La salle de réunion de l’Agence de Régulation du Secteur de l’Électricité (Arsel) affichait ce jour-là, 3 juin 2026, une configuration peu ordinaire. Autour de la table, des responsables en tenue formelle, carnets ouverts, dans une atmosphère de travail tendue et concentrée. Pas de discours de façade ni de poignées de mains de protocole en vue, mais une séance de concertation où chaque partie est venue avec ses dossiers et ses attentes. Le Port Autonome de Kribi (PAK) et sa filiale la Kribi Port Zone Industrielle (KPZI) avaient fait le déplacement avec un objectif précis, qualité de service, compétitivité des tarifs et valorisation des infrastructures électriques déjà réalisées dans la zone.
L’enjeu mérite cette densité. En 2024, le volume de marchandises traité sur cette plateforme a atteint 12,7 millions de tonnes, contre 10,7 millions de tonnes en 2023, soit une progression de près de 19 %. Cette hausse de trafic a permis au PAK de clôturer l’exercice avec un chiffre d’affaires de 35,3 milliards de FCFA, en hausse de 24 % par rapport aux 27 milliards de l’année précédente. Derrière ces chiffres, une contribution à l’État qui n’est pas négligeable. Depuis le début de ses activités en 2018, le port a permis la collecte cumulée de plus de 1 200 milliards de FCFA de recettes douanières, passant d’environ 2 milliards à son lancement à des niveaux annuels records dépassant les 300 milliards.

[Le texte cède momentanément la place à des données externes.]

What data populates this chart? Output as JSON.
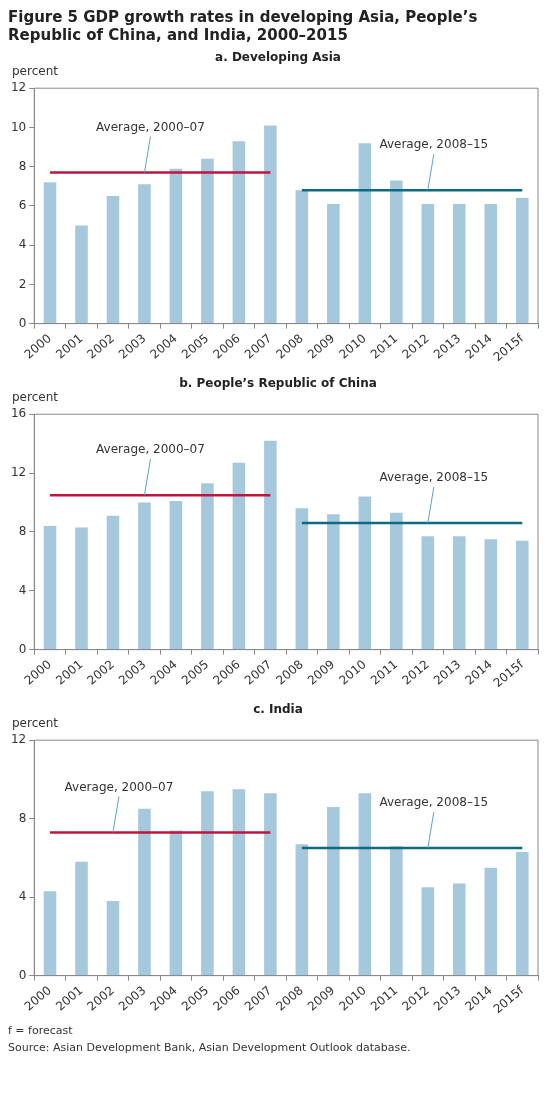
{
  "chart_data": [
    {
      "type": "bar",
      "title": "Figure 5 GDP growth rates in developing Asia, People’s Republic of China, and India, 2000–2015",
      "subtitle": "a. Developing Asia",
      "ylabel": "percent",
      "categories": [
        "2000",
        "2001",
        "2002",
        "2003",
        "2004",
        "2005",
        "2006",
        "2007",
        "2008",
        "2009",
        "2010",
        "2011",
        "2012",
        "2013",
        "2014",
        "2015f"
      ],
      "series": [
        {
          "type": "bar",
          "color": "#a6c8dc",
          "values": [
            7.2,
            5.0,
            6.5,
            7.1,
            7.9,
            8.4,
            9.3,
            10.1,
            6.8,
            6.1,
            9.2,
            7.3,
            6.1,
            6.1,
            6.1,
            6.4
          ]
        },
        {
          "type": "line",
          "color": "#c0143f",
          "values": [
            7.7,
            7.7,
            7.7,
            7.7,
            7.7,
            7.7,
            7.7,
            7.7,
            null,
            null,
            null,
            null,
            null,
            null,
            null,
            null
          ]
        },
        {
          "type": "line",
          "color": "#0e6a82",
          "values": [
            null,
            null,
            null,
            null,
            null,
            null,
            null,
            null,
            6.8,
            6.8,
            6.8,
            6.8,
            6.8,
            6.8,
            6.8,
            6.8
          ]
        }
      ],
      "annotations": [
        {
          "text": "Average, 2000–07",
          "x": "2003",
          "y": 7.7
        },
        {
          "text": "Average, 2008–15",
          "x": "2012",
          "y": 6.8
        }
      ],
      "ylim": [
        0,
        12
      ],
      "yticks": [
        0,
        2,
        4,
        6,
        8,
        10,
        12
      ],
      "grid": false,
      "marker": "none"
    },
    {
      "type": "bar",
      "title": "b. People’s Republic of China",
      "ylabel": "percent",
      "categories": [
        "2000",
        "2001",
        "2002",
        "2003",
        "2004",
        "2005",
        "2006",
        "2007",
        "2008",
        "2009",
        "2010",
        "2011",
        "2012",
        "2013",
        "2014",
        "2015f"
      ],
      "series": [
        {
          "type": "bar",
          "color": "#a6c8dc",
          "values": [
            8.4,
            8.3,
            9.1,
            10.0,
            10.1,
            11.3,
            12.7,
            14.2,
            9.6,
            9.2,
            10.4,
            9.3,
            7.7,
            7.7,
            7.5,
            7.4
          ]
        },
        {
          "type": "line",
          "color": "#c0143f",
          "values": [
            10.5,
            10.5,
            10.5,
            10.5,
            10.5,
            10.5,
            10.5,
            10.5,
            null,
            null,
            null,
            null,
            null,
            null,
            null,
            null
          ]
        },
        {
          "type": "line",
          "color": "#0e6a82",
          "values": [
            null,
            null,
            null,
            null,
            null,
            null,
            null,
            null,
            8.6,
            8.6,
            8.6,
            8.6,
            8.6,
            8.6,
            8.6,
            8.6
          ]
        }
      ],
      "annotations": [
        {
          "text": "Average, 2000–07",
          "x": "2003",
          "y": 10.5
        },
        {
          "text": "Average, 2008–15",
          "x": "2012",
          "y": 8.6
        }
      ],
      "ylim": [
        0,
        16
      ],
      "yticks": [
        0,
        4,
        8,
        12,
        16
      ],
      "grid": false,
      "marker": "none"
    },
    {
      "type": "bar",
      "title": "c. India",
      "ylabel": "percent",
      "categories": [
        "2000",
        "2001",
        "2002",
        "2003",
        "2004",
        "2005",
        "2006",
        "2007",
        "2008",
        "2009",
        "2010",
        "2011",
        "2012",
        "2013",
        "2014",
        "2015f"
      ],
      "series": [
        {
          "type": "bar",
          "color": "#a6c8dc",
          "values": [
            4.3,
            5.8,
            3.8,
            8.5,
            7.4,
            9.4,
            9.5,
            9.3,
            6.7,
            8.6,
            9.3,
            6.6,
            4.5,
            4.7,
            5.5,
            6.3
          ]
        },
        {
          "type": "line",
          "color": "#c0143f",
          "values": [
            7.3,
            7.3,
            7.3,
            7.3,
            7.3,
            7.3,
            7.3,
            7.3,
            null,
            null,
            null,
            null,
            null,
            null,
            null,
            null
          ]
        },
        {
          "type": "line",
          "color": "#0e6a82",
          "values": [
            null,
            null,
            null,
            null,
            null,
            null,
            null,
            null,
            6.5,
            6.5,
            6.5,
            6.5,
            6.5,
            6.5,
            6.5,
            6.5
          ]
        }
      ],
      "annotations": [
        {
          "text": "Average, 2000–07",
          "x": "2002",
          "y": 7.3
        },
        {
          "text": "Average, 2008–15",
          "x": "2012",
          "y": 6.5
        },
        "f = forecast",
        "Source: Asian Development Bank, Asian Development Outlook database."
      ],
      "ylim": [
        0,
        12
      ],
      "yticks": [
        0,
        4,
        8,
        12
      ],
      "grid": false,
      "marker": "none"
    }
  ]
}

Dans ce contexte de montée en puissance, l’électricité n’est pas un sujet secondaire. La zone industrialo-portuaire de Kribi concentre des terminaux à conteneurs, un terminal polyvalent, des zones logistiques et des unités industrielles dont le fonctionnement est directement tributaire de la continuité et de la qualité de l’alimentation électrique. Toute rupture ou variation de tension sur cette plateforme se traduit immédiatement par des arrêts de manutention, des pertes d’exploitation pour les opérateurs et, in fine, une atteinte à la compétitivité de l’ensemble du corridor logistique qui dessert le Tchad et la République centrafricaine. L’ARSEL et le PAK confessent que les besoins énergétiques de la zone devraient atteindre près de 450 MW à l’horizon 2030, un niveau qui exige une anticipation des solutions de fourniture bien en amont de cette échéance.
Le PAK et la KPZI ont présenté leurs préoccupations sur trois axes, la qualité de service, le coût de l’énergie et la valorisation des investissements en infrastructures électriques déjà consentis. Les deux entités ont également rappelé leur volonté d’activer les mécanismes prévus par le cadre légal et réglementaire portuaire pour assurer une fourniture à des tarifs compétitifs aux opérateurs de leurs zones de compétence. L’ARSEL, de son côté, a présenté plusieurs options conformes à la réglementation en vigueur. De source officielle, la recontre s’est conclue sur un accord de principe pour la poursuite des concertations dans le cadre d’une réunion technique qui associera cette fois les autres acteurs du secteur, SOCADEL et SONATREL.
Cette démarche intervient dans un contexte de transformation structurelle du secteur électrique camerounais. SOCADEL, née de la nationalisation d’Eneo, n’a pas encore pleinement stabilisé son cadre opérationnel, et la question de la fourniture d’énergie aux grandes zones industrielles reste un chantier ouvert dans l’agenda du régulateur.
Le PAK, pour sa part, est conscient que sa trajectoire de croissance, avec une capacité portée à 1 million d’EVP depuis l’inauguration du deuxième terminal à conteneurs en mai 2025, ne peut être consolidée sans une solution durable sur l’approvisionnement énergétique. L’ARSEL a réaffirmé, en clôture de la réunion, son engagement à accompagner les acteurs industriels dans la recherche de réponses adaptées aux exigences du développement économique du Cameroun.